The text was short. It said there had been a staffing change on the fourth floor and that Rosa would no longer be assigned to my mother’s care. I didn’t think much of it at first. Staff turnover is a constant headache in facilities like that. I just felt a pang of annoyance because Mom liked her.
I walked into the facility that Wednesday evening with a heavy bag of fruit and a fresh set of towels. The air in the hallway hit me like a physical weight. It smelled of floor cleaner and sour peaches, that sickly sweet scent of neglect I had learned to dread. Mom was sitting in her wheelchair near the nurses’ station, her head drooped to one side at an angle that made my stomach turn. She was wearing a faded, oversized sweater that I knew for a fact did not belong to her. Her hair, which was usually kept in a neat, soft braid, was matted and stiff.
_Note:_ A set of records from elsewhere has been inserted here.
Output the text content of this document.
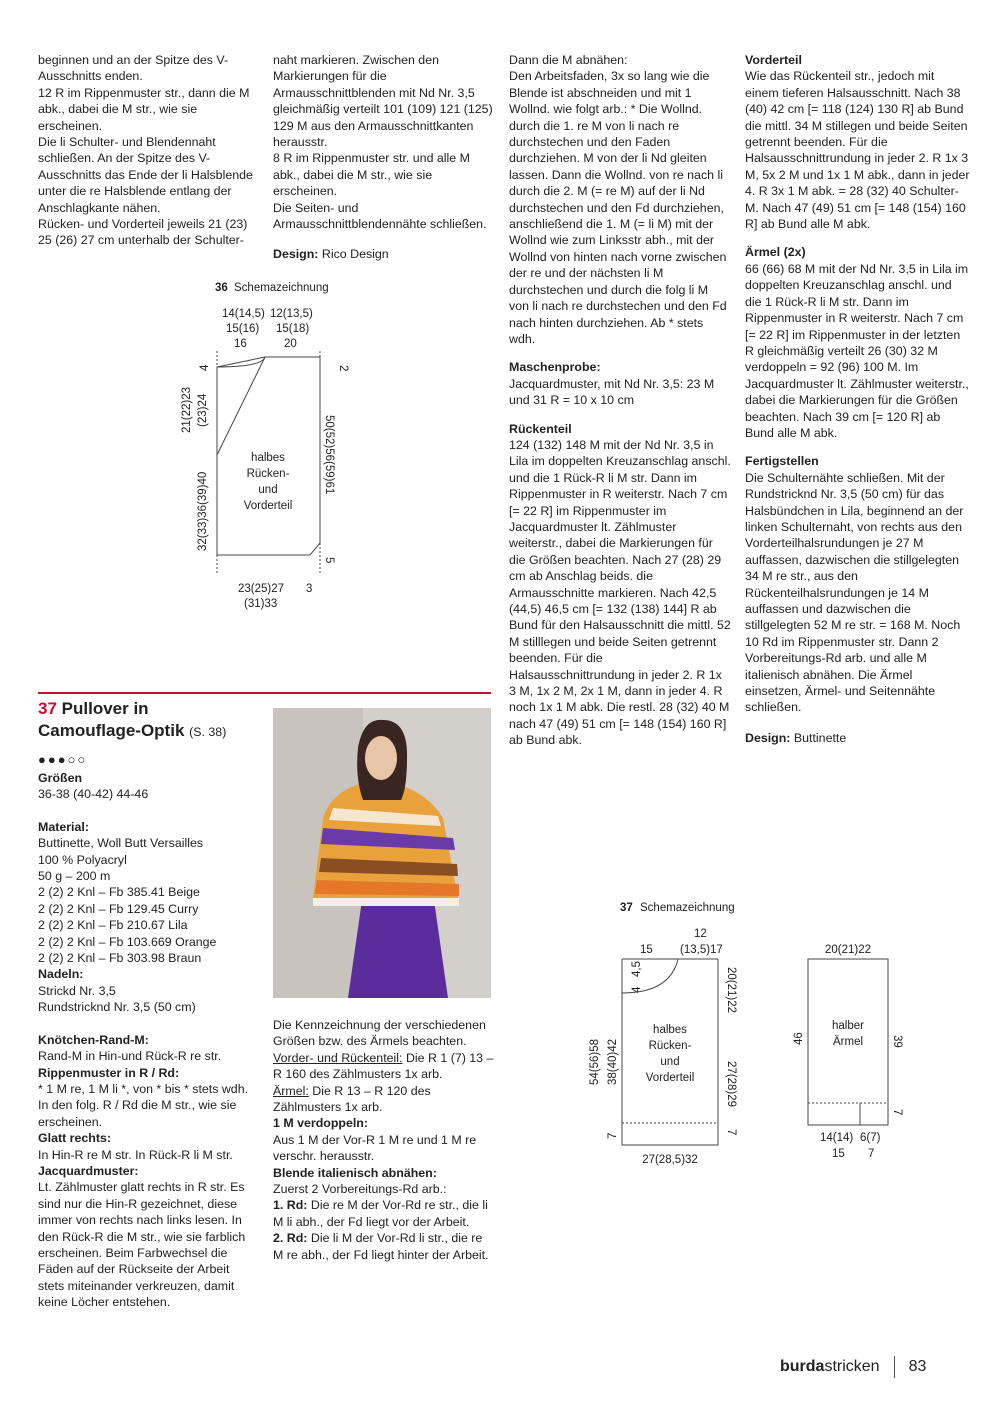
beginnen und an der Spitze des V-Ausschnitts enden.

12 R im Rippenmuster str., dann die M abk., dabei die M str., wie sie erscheinen.

Die li Schulter- und Blendennaht schließen. An der Spitze des V-Ausschnitts das Ende der li Halsblende unter die re Halsblende entlang der Anschlagkante nähen.

Rücken- und Vorderteil jeweils 21 (23) 25 (26) 27 cm unterhalb der Schulter-

naht markieren. Zwischen den Markierungen für die Armausschnittblenden mit Nd Nr. 3,5 gleichmäßig verteilt 101 (109) 121 (125) 129 M aus den Armausschnittkanten herausstr.

8 R im Rippenmuster str. und alle M abk., dabei die M str., wie sie erscheinen.

Die Seiten- und Armausschnittblendennähte schließen.

Design: Rico Design

Dann die M abnähen:

Den Arbeitsfaden, 3x so lang wie die Blende ist abschneiden und mit 1 Wollnd. wie folgt arb.: * Die Wollnd. durch die 1. re M von li nach re durchstechen und den Faden durchziehen. M von der li Nd gleiten lassen. Dann die Wollnd. von re nach li durch die 2. M (= re M) auf der li Nd durchstechen und den Fd durchziehen, anschließend die 1. M (= li M) mit der Wollnd wie zum Linksstr abh., mit der Wollnd von hinten nach vorne zwischen der re und der nächsten li M durchstechen und durch die folg li M von li nach re durchstechen und den Fd nach hinten durchziehen. Ab * stets wdh.

Maschenprobe:

Jacquardmuster, mit Nd Nr. 3,5: 23 M und 31 R = 10 x 10 cm

Rückenteil

124 (132) 148 M mit der Nd Nr. 3,5 in Lila im doppelten Kreuzanschlag anschl. und die 1 Rück-R li M str. Dann im Rippenmuster in R weiterstr. Nach 7 cm [= 22 R] im Rippenmuster im Jacquardmuster lt. Zählmuster weiterstr., dabei die Markierungen für die Größen beachten. Nach 27 (28) 29 cm ab Anschlag beids. die Armausschnitte markieren. Nach 42,5 (44,5) 46,5 cm [= 132 (138) 144] R ab Bund für den Halsausschnitt die mittl. 52 M stilllegen und beide Seiten getrennt beenden. Für die Halsausschnittrundung in jeder 2. R 1x 3 M, 1x 2 M, 2x 1 M, dann in jeder 4. R noch 1x 1 M abk. Die restl. 28 (32) 40 M nach 47 (49) 51 cm [= 148 (154) 160 R] ab Bund abk.

Vorderteil

Wie das Rückenteil str., jedoch mit einem tieferen Halsausschnitt. Nach 38 (40) 42 cm [= 118 (124) 130 R] ab Bund die mittl. 34 M stillegen und beide Seiten getrennt beenden. Für die Halsausschnittrundung in jeder 2. R 1x 3 M, 5x 2 M und 1x 1 M abk., dann in jeder 4. R 3x 1 M abk. = 28 (32) 40 Schulter-M. Nach 47 (49) 51 cm [= 148 (154) 160 R] ab Bund alle M abk.

Ärmel (2x)

66 (66) 68 M mit der Nd Nr. 3,5 in Lila im doppelten Kreuzanschlag anschl. und die 1 Rück-R li M str. Dann im Rippenmuster in R weiterstr. Nach 7 cm [= 22 R] im Rippenmuster in der letzten R gleichmäßig verteilt 26 (30) 32 M verdoppeln = 92 (96) 100 M. Im Jacquardmuster lt. Zählmuster weiterstr., dabei die Markierungen für die Größen beachten. Nach 39 cm [= 120 R] ab Bund alle M abk.

Fertigstellen

Die Schulternähte schließen. Mit der Rundstricknd Nr. 3,5 (50 cm) für das Halsbündchen in Lila, beginnend an der linken Schulternaht, von rechts aus den Vorderteilhalsrundungen je 27 M auffassen, dazwischen die stillgelegten 34 M re str., aus den Rückenteilhalsrundungen je 14 M auffassen und dazwischen die stillgelegten 52 M re str. = 168 M. Noch 10 Rd im Rippenmuster str. Dann 2 Vorbereitungs-Rd arb. und alle M italienisch abnähen. Die Ärmel einsetzen, Ärmel- und Seitennähte schließen.

Design: Buttinette

36 Schemazeichnung
14(14,5) 12(13,5)
15(16) 15(18)
16	20
halbes
Rücken-
und
Vorderteil
4
21(22)23 (23)24
32(33)36(39)40
2
50(52)56(59)61
5
23(25)27
(31)33
3
37 Pullover in
Camouflage-Optik (S. 38)
●●●○○
Größen

36-38 (40-42) 44-46

Material:

Buttinette, Woll Butt Versailles

100 % Polyacryl

50 g – 200 m

2 (2) 2 Knl – Fb 385.41 Beige

2 (2) 2 Knl – Fb 129.45 Curry

2 (2) 2 Knl – Fb 210.67 Lila

2 (2) 2 Knl – Fb 103.669 Orange

2 (2) 2 Knl – Fb 303.98 Braun

Nadeln:

Strickd Nr. 3,5

Rundstricknd Nr. 3,5 (50 cm)

Knötchen-Rand-M:

Rand-M in Hin-und Rück-R re str.

Rippenmuster in R / Rd:

* 1 M re, 1 M li *, von * bis * stets wdh. In den folg. R / Rd die M str., wie sie erscheinen.

Glatt rechts:

In Hin-R re M str. In Rück-R li M str.

Jacquardmuster:

Lt. Zählmuster glatt rechts in R str. Es sind nur die Hin-R gezeichnet, diese immer von rechts nach links lesen. In den Rück-R die M str., wie sie farblich erscheinen. Beim Farbwechsel die Fäden auf der Rückseite der Arbeit stets miteinander verkreuzen, damit keine Löcher entstehen.

Die Kennzeichnung der verschiedenen Größen bzw. des Ärmels beachten.

Vorder- und Rückenteil: Die R 1 (7) 13 – R 160 des Zählmusters 1x arb.

Ärmel: Die R 13 – R 120 des Zählmusters 1x arb.

1 M verdoppeln:

Aus 1 M der Vor-R 1 M re und 1 M re verschr. herausstr.

Blende italienisch abnähen:

Zuerst 2 Vorbereitungs-Rd arb.:

1. Rd: Die re M der Vor-Rd re str., die li M li abh., der Fd liegt vor der Arbeit.

2. Rd: Die li M der Vor-Rd li str., die re M re abh., der Fd liegt hinter der Arbeit.

37 Schemazeichnung
12
15 (13,5)17
halbes
Rücken-
und
Vorderteil
4,5
4
54(56)58 38(40)42
7
20(21)22
27(28)29
7
27(28,5)32
20(21)22
halber
Ärmel
46	39
7
14(14) 6(7)
15 7
burdastricken 83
I knelt beside her wheelchair. “Mom? It’s me.”
She lifted her head slowly, her eyes unfocused and swimming in that thick, gray fog of advanced dementia. She looked through me for a long moment, then her lips parted.
“I want Rosa,” she whispered.
It was the clearest sentence she had spoken in months. It wasn’t the usual babble or the confused questions about where her father was. It was a direct, desperate plea. She didn’t know my name, she didn’t know what year it was, but she knew exactly who she needed to feel safe.
I felt a chill go up my spine that had nothing to do with the air conditioning.
I wheeled her back to her room, trying to keep my voice steady. The room was a mess. Her bed was unmade, with the blankets kicked to the floor, and her nightgown was bunched up near the foot of the mattress like someone had been searching for something in a hurry. My brother Gary had visited earlier that day. He was the one who handled the finances. He was the one who chose the facility. He was the one who told me last week that Rosa was too slow and needed to go.
“She’s costing us eight thousand a month,” Gary had told me over dinner at a steakhouse. He was cutting his meat with surgical precision. “The girl spends twenty minutes just brushing Mom’s hair. It’s an inefficient use of resources.”
“She loves her, Gary,” I had argued.
“She’s a paid service provider, not a member of the family,” he said, not even looking up. “I took care of it. She’s gone.”